“The Death of Nurturing”

By Chad May

In the time when Mother Earth was being neglected by her children,
and yet the Earth has yet to kill her own… the time when
nurturing became analyzed like so many natural resource
commodities traded among Man. Nurturing became equated with a
weak inability to stand on ones’ own two feet. More analyzed than
appreciated; more rare than any precious metal. So widely
desired, yet unattainable, despite its potential presence.
Profoundly human, profoundly animal, but divinity in essence.
Nurturing. It can’t be metered, can’t be weighed, nor assessed.
Only felt, and in no sense of quantity, valued only in its
fulfilment.

Nurturing. You might not ever get it. You might die trying to
have it. You might give all of it you ever wish to have had given to
you.
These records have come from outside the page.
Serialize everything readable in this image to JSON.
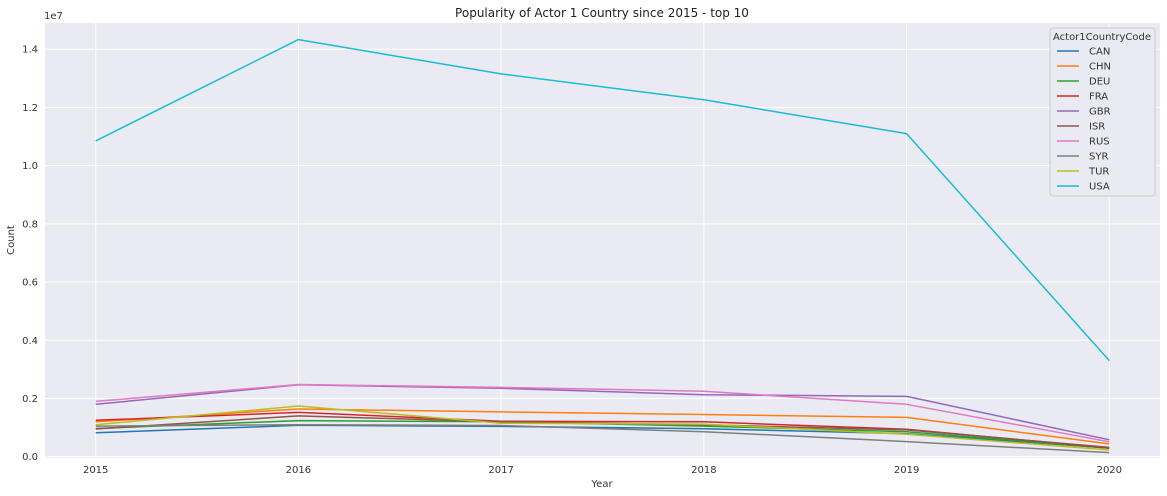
{
  "chart_data": {
    "type": "line",
    "title": "Popularity of Actor 1 Country since 2015 - top 10",
    "xlabel": "Year",
    "ylabel": "Count",
    "y_offset_label": "1e7",
    "x": [
      2015,
      2016,
      2017,
      2018,
      2019,
      2020
    ],
    "xlim": [
      2014.75,
      2020.25
    ],
    "ylim": [
      -45000,
      14900000
    ],
    "y_ticks": [
      0.0,
      0.2,
      0.4,
      0.6,
      0.8,
      1.0,
      1.2,
      1.4
    ],
    "y_tick_labels": [
      "0.0",
      "0.2",
      "0.4",
      "0.6",
      "0.8",
      "1.0",
      "1.2",
      "1.4"
    ],
    "grid": true,
    "legend": {
      "title": "Actor1CountryCode",
      "placement": "top-right"
    },
    "series": [
      {
        "name": "CAN",
        "color": "#1f77b4",
        "values": [
          820000,
          1080000,
          1040000,
          960000,
          790000,
          300000
        ]
      },
      {
        "name": "CHN",
        "color": "#ff7f0e",
        "values": [
          1200000,
          1640000,
          1540000,
          1450000,
          1350000,
          440000
        ]
      },
      {
        "name": "DEU",
        "color": "#2ca02c",
        "values": [
          970000,
          1240000,
          1200000,
          1050000,
          860000,
          290000
        ]
      },
      {
        "name": "FRA",
        "color": "#d62728",
        "values": [
          1250000,
          1520000,
          1220000,
          1200000,
          940000,
          300000
        ]
      },
      {
        "name": "GBR",
        "color": "#9467bd",
        "values": [
          1800000,
          2470000,
          2350000,
          2130000,
          2070000,
          580000
        ]
      },
      {
        "name": "ISR",
        "color": "#8c564b",
        "values": [
          950000,
          1400000,
          1200000,
          1100000,
          920000,
          320000
        ]
      },
      {
        "name": "RUS",
        "color": "#e377c2",
        "values": [
          1900000,
          2480000,
          2380000,
          2250000,
          1800000,
          510000
        ]
      },
      {
        "name": "SYR",
        "color": "#7f7f7f",
        "values": [
          1050000,
          1100000,
          1070000,
          860000,
          520000,
          140000
        ]
      },
      {
        "name": "TUR",
        "color": "#bcbd22",
        "values": [
          1100000,
          1740000,
          1150000,
          1120000,
          770000,
          230000
        ]
      },
      {
        "name": "USA",
        "color": "#17becf",
        "values": [
          10850000,
          14330000,
          13150000,
          12260000,
          11100000,
          3300000
        ]
      }
    ]
  }
}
Without doubt, though, it is worth dieing for, as life
without it is not truly living. Fuck modern psychology. To hell
with therapy. Did an African bush woman ever become concerned
about giving too much, in the time before Coke came to her
village? Capitalism is all about profiting, ownership, and
ecology of resources, tit-for-tat-plus-10%interest – all of which is the antithesis of
nurturing. Nurturing is about giving, and yet more giving.
Giving with out thought to why, how much, or how long, or how much
more is left. I would rather die due to complications of nurturing, than to stick
around and die of the results of capitalism.

Nurturing is unconditional love in action, with just a hint of the
sparkle of Creations Eye. It takes two for one to feel it. When
it flows from you, it feels just as good as the one to whom it
flows.

Perhaps as the Earth slowly dies, so too will the spirit of
nurturing in her star-seeds; the only animals capable of leaving
the planet on Her behalf.

A tadpole turned into a frog one day, and nearly drowned trying to
reach dry land… only to learn that his destiny was to live in
the water, from which he had just escaped. Similarly, a
dysfunctional human learned how not to kill himself, in an attempt
to feel loved, only to learn that he could not do more than simply
exist without flirting with the self-destruction he had just
barely escaped. Spoken like a true Fuser.
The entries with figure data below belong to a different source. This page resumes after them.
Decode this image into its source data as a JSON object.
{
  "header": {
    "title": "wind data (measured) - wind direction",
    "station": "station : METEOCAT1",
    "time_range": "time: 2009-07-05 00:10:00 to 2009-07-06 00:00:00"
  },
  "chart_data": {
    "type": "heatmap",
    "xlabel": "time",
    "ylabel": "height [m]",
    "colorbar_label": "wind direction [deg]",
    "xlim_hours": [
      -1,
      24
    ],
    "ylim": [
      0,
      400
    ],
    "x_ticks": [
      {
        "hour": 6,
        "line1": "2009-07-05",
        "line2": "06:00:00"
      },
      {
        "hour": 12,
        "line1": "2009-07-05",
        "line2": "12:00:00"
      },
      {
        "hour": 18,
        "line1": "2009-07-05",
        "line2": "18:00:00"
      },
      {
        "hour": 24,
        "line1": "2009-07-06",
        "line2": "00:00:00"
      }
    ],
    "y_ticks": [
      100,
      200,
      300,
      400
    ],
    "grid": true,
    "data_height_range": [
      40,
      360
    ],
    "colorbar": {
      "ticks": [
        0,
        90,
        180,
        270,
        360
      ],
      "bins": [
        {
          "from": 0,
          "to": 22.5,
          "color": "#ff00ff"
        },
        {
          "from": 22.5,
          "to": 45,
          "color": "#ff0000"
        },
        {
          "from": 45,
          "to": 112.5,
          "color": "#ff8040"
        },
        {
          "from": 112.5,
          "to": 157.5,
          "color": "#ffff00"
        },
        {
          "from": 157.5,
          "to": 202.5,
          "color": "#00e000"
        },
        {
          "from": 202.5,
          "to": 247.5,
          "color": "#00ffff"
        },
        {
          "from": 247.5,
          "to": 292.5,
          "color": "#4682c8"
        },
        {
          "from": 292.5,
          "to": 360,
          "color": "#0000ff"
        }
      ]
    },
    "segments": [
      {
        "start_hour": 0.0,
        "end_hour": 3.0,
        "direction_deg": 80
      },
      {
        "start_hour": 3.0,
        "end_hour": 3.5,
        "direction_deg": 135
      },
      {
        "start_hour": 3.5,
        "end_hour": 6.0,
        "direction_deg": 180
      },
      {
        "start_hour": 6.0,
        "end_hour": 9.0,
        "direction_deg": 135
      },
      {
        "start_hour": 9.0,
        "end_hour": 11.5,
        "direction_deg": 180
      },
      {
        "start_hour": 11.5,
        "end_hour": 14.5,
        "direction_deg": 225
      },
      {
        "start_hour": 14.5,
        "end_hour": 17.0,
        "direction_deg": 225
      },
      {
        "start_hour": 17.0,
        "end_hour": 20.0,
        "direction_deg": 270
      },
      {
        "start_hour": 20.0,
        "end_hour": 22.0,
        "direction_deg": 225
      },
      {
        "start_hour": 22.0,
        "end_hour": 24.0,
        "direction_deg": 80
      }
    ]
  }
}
To the therapist who wanted me to see my lack of boundaries, I
bet she is successfully wrapped-up with someone as I type this,
but wishing he would reach out and break her boundaries.

——————
It is more a statement of
our times. And, yes, it will be
hard to remain nurturing in the face of the smart love-ecology of our modern
times.

———————————————

I originally wrote this in 2003, as a result of my frustration to express myself to Jakota. It wasn’t written about her, but we had a conversation on “smart love”.